Based on my reading of Maguire’s reading, I don’t think Péguy was advocating for a “middle way” as much as he wanted to advocate for the plurality that exists in all embodied people with memories of their pasts. And as such, no matter what controversy or debate was occurring around him, he couldn’t wholly subscribe to the totalizing systems of liberal technocratic positivists in the university nor could he join forces with the ultimately racist and reactionary nationalists, even as he loved France.

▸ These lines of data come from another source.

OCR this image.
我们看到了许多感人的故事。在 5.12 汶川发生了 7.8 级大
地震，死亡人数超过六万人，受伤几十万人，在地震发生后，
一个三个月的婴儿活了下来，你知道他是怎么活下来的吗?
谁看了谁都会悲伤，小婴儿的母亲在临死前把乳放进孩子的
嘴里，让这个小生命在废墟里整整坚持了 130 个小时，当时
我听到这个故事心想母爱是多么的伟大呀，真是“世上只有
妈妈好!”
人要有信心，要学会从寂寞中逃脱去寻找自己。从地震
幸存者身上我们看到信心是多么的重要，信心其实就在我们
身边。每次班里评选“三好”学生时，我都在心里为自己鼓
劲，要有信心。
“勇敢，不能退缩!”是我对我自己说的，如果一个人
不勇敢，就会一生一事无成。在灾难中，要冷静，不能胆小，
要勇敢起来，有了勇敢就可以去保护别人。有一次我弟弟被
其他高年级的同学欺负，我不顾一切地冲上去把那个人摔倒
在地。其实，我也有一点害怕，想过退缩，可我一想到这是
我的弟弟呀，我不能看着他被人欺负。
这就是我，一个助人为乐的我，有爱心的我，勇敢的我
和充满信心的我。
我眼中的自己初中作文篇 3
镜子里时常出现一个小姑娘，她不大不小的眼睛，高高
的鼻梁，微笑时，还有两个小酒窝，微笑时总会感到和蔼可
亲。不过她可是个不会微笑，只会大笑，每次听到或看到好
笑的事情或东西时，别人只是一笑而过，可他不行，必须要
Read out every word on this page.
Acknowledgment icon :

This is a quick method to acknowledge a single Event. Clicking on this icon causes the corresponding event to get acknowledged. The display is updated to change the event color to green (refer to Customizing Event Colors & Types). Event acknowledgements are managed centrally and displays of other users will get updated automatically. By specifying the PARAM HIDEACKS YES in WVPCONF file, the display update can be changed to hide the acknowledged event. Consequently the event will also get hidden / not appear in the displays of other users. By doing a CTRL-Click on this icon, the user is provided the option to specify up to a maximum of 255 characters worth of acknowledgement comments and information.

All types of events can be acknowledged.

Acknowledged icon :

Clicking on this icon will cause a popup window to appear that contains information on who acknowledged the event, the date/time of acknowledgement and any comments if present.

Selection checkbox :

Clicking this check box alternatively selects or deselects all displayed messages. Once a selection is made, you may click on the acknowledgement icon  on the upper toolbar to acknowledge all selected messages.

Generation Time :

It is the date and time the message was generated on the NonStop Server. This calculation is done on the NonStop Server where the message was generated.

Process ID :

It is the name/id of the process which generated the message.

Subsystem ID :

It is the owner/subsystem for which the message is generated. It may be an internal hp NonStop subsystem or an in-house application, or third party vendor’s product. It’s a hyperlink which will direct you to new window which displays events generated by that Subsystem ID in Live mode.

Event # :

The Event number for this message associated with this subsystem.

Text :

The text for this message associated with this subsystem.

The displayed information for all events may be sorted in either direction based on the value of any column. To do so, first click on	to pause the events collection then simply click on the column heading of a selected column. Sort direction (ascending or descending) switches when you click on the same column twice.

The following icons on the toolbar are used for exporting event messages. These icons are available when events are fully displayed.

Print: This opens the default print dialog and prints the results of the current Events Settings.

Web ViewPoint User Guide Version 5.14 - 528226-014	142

But here it’s important to remember that he grew up poor in what Maguire called a peasant, pre-literate environment, and that morality, sociality, and metaphysics existed just the same. In fact, Péguy went so far as to suggest that each individual has his or her own hard-earned metaphysics already, whether they are aware of it or not, and communities that ask embodied individuals to suppress their thoughts, languages, and behaviors, is no community at all, but a corrupted politics.
Obviously, Maguire has a lens through which he views the work of Péguy. That said, the world in which Péguy was writing clearly has resonances with the world I find myself in, and I found in Péguy someone who could never fit in anywhere, and would rather write what he wanted, and suffer the material repercussions of that conviction, than to cozy up to dehumanizing systems and those in positions of power to maintain those systems. And I wonder, if he had survived the war, where his thinking might have led him through time.
Favorite bit:
When Peguy decided that his work was not fit for, nor would be welcomed by, the institutional and traditional channels, he started his own journal to publish what we wanted to publish, by himself and others, including those who criticized him. Obviously, the fact that he impoverished his family by doing so doesn’t reflect well on him. But I couldn’t help thinking of Peguy as one of the OGs of zine publishing.